View Single Post
  #3  
Old 13-06-05, 02:29
John McGillivray's Avatar
John McGillivray John McGillivray is offline
Registered User
 
Join Date: May 2003
Location: Quebec
Posts: 1,089
Default

Hello Mark,

Thank you for your answer.

I went back and checked in Niklas Zetterling’s book “Normandy 1944” and found the following (p.384-386):

“At the beginning of June the division was deployed-in the Chartres — Le Mans — Orleans area. Despite the threat of Allied invasion the Panther battalion — the I./Panzer-Regiment 6 which had been detached from the 3. Panzer-Division — was loaded on trains to be sent to the Eastern Front. On 5 June the first train had reached Magdeburg in Germany while the last one was at Paris. This meant that the strongest battalion of the division was missing when the Allies invaded France.
“On D-Day the division received orders to march to Normandy. The Panther battalion was ordered to move back to France to join the division in Normandy. The journey to Normandy by the division has been described as a costly and prolonged affair due to intervention of Allied air power. It has been stated the division lost 5 tanks, 84 SPW and prime movers and 90 wheeled vehicles. According to Ritgen, who was the commander of the repair and maintenance company of the Panzer IV battalion at the time, this initial report was exaggerated. The fact that the division lost 82 SPW and 10 prime movers during the entire month of June supports this judgement.
“Of greater importance than the losses were the delays. The Panzer IV battalion — the II/Panzer-Regiment 130 — had only reached a wooded area north of Alencon on the morning of 7 June and was short of fuel. The II./Panzer-Grenadier-Regiment 902 went into action on the morning of 8 June. The following day, the II./Panzer-Regiment 130, Panzer-Grenadier-Regiment 901, the I./Panzer-Grenadier-Regiment 902 and Panzerjager-Lehr-Abteilung 130 were committed. On 10 June the Panther battalion arrived, and it was sent into action the following day.”

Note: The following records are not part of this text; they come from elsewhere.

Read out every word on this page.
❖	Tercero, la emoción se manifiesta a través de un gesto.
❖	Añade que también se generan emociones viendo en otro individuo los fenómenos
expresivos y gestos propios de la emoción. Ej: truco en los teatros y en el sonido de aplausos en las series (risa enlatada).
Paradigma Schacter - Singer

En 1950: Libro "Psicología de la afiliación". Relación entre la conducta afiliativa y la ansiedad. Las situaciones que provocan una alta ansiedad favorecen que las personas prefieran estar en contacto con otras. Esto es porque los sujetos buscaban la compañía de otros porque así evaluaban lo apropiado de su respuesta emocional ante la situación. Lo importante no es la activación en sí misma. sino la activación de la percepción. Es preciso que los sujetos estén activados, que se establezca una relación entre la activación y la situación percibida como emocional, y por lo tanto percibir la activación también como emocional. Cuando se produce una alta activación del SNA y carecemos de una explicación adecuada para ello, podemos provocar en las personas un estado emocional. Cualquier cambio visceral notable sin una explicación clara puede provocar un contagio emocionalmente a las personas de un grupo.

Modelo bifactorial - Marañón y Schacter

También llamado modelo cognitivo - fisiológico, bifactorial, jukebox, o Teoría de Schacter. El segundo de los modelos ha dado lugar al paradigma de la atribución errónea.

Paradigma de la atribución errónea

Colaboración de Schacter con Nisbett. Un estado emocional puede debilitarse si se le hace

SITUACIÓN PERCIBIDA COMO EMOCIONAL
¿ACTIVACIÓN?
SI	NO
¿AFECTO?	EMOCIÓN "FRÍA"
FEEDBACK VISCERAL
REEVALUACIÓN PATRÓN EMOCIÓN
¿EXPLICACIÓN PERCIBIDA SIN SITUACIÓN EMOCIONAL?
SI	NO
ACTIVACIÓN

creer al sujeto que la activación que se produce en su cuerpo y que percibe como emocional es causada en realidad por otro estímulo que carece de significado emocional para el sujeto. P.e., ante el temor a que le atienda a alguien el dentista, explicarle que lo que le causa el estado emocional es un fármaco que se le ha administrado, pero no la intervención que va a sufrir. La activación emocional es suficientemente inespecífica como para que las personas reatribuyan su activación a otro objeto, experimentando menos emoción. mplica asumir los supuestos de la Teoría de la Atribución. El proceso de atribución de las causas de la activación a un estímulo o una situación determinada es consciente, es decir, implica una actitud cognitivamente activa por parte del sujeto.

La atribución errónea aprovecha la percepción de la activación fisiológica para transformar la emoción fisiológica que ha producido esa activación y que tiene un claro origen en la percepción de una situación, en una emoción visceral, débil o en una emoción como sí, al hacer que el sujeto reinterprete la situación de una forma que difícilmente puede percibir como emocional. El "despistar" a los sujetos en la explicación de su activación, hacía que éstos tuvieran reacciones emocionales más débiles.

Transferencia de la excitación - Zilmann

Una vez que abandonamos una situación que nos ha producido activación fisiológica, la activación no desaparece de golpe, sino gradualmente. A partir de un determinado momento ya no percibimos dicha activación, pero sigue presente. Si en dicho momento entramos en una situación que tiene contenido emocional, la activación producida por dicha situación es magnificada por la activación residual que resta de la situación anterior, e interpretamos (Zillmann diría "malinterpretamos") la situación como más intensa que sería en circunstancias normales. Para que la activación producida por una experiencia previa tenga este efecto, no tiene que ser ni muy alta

So it would have being impossible to have had Panthers in action around la Bergerie Ferme on the 8th of June. So who were the British and Canadians fighting there? The sources that Zuehlke gives for his description of the battle are as followers:

-Tony Foulds, "In Support of the Canadians: A British Anti-Tank Regiment's First Five Weeks in Normandy," Canadian Military History, Spring 1998, vol. 7,74.

-Harold Bertrand Gonder, interview by Mark C. Hill, 23 July and 7, 8, 9 August 1985, University of Victoria Special Collections.

-Richard M. Ross, The History of the 1st Battalion Cameron Highlanders of Ottawa (M G), (n.p., n.d.), 44.

-Maj. G.T. MacEwan, "Battle Narrative: D-Day and the Counter-Attack on Putot-en-Bessin," 145.204013(03), Directorate of History, Department of National Defence, 5.

The incident at Cristot involved British troops and not Canadian. It was a recce patrol from the Inns of Court Regiment.